The $4.1 billion agreement comes fast on the heels of the deal Suez Lyonnaise made on June 15 to buy Calgon Corp., a water-treatment company based in Pittsburgh.

Suez Lyonnaise Chairman Gerard Mestrallet said today that the company is keenly eyeing other opportunities in the rapidly changing U.S. water sector.

"We want to develop our presence in the United States with local partners and teams," Mestrallet said.

Suez Lyonnaise will launch an all-cash offer of $53 a share for the Naperville, Ill.-based Nalco Chemical. The French company plans to merge Nalco with its water-treatment units, Calgon Corp. and Aquazur.

Nalco shares rose $9, to $51.50, today on the New York Stock Exchange.

The merger will save Suez Lyonnaise $100 million over one year and will make it the world leader in water-treatment services, the company said in announcing the deal. The deal still must be confirmed by both companies' boards.

Suez Lyonnaise and its main rival, fellow French utility Vivendi SA, are competing fiercely for market share in the United States, where municipalities are launching a wave of privatizations.

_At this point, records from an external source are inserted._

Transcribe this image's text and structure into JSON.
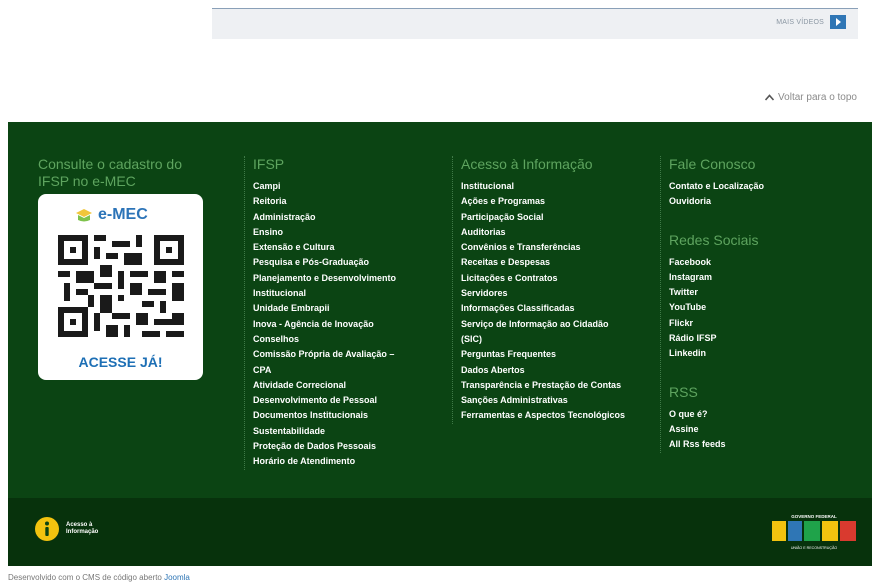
{
  "videos": {
    "more_label": "MAIS VÍDEOS"
  },
  "back_to_top": "Voltar para o topo",
  "footer": {
    "emec": {
      "title": "Consulte o cadastro do IFSP no e-MEC",
      "logo_text": "e-MEC",
      "cta": "ACESSE JÁ!"
    },
    "ifsp": {
      "title": "IFSP",
      "items": [
        "Campi",
        "Reitoria",
        "Administração",
        "Ensino",
        "Extensão e Cultura",
        "Pesquisa e Pós-Graduação",
        "Planejamento e Desenvolvimento Institucional",
        "Unidade Embrapii",
        "Inova - Agência de Inovação",
        "Conselhos",
        "Comissão Própria de Avaliação – CPA",
        "Atividade Correcional",
        "Desenvolvimento de Pessoal",
        "Documentos Institucionais",
        "Sustentabilidade",
        "Proteção de Dados Pessoais",
        "Horário de Atendimento"
      ]
    },
    "acesso": {
      "title": "Acesso à Informação",
      "items": [
        "Institucional",
        "Ações e Programas",
        "Participação Social",
        "Auditorias",
        "Convênios e Transferências",
        "Receitas e Despesas",
        "Licitações e Contratos",
        "Servidores",
        "Informações Classificadas",
        "Serviço de Informação ao Cidadão (SIC)",
        "Perguntas Frequentes",
        "Dados Abertos",
        "Transparência e Prestação de Contas",
        "Sanções Administrativas",
        "Ferramentas e Aspectos Tecnológicos"
      ]
    },
    "fale": {
      "title": "Fale Conosco",
      "items": [
        "Contato e Localização",
        "Ouvidoria"
      ]
    },
    "redes": {
      "title": "Redes Sociais",
      "items": [
        "Facebook",
        "Instagram",
        "Twitter",
        "YouTube",
        "Flickr",
        "Rádio IFSP",
        "Linkedin"
      ]
    },
    "rss": {
      "title": "RSS",
      "items": [
        "O que é?",
        "Assine",
        "All Rss feeds"
      ]
    }
  },
  "bottom": {
    "acesso_label_1": "Acesso à",
    "acesso_label_2": "Informação",
    "gov_top": "GOVERNO FEDERAL",
    "gov_bottom": "UNIÃO E RECONSTRUÇÃO"
  },
  "credit": {
    "text": "Desenvolvido com o CMS de código aberto",
    "link": "Joomla"
  },
  "colors": {
    "footer_green": "#0b4413",
    "heading_green": "#5ea45f",
    "link_blue": "#2f76b5"
  }
}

Vivendi paid $970 million this month to buy Superior Services Inc., a Milwaukee waste-management company. In March, Vivendi paid $6.2 billion for U.S. Filter Corp., a water-treatment concern.

Nalco provides on-site services to over 45,000 industrial and commercial customers in more than 120 countries. Its 1999 revenue was expected to be about $1.94 billion.

Suez Lyonnaise intends to base its worldwide water-treatment operating center in Chicago. The company provides drinking water to 77 million people and waste-water services to 52 million people.

Even after the U.S. purchases, energy remains Suez Lyonnaise's core business, with water second and waste services third, Mestrallet said.

"Frankly, I think it will remain the case," he said. "The energy market is changing quickly in the United States and Europe, and we also want to be active in that market."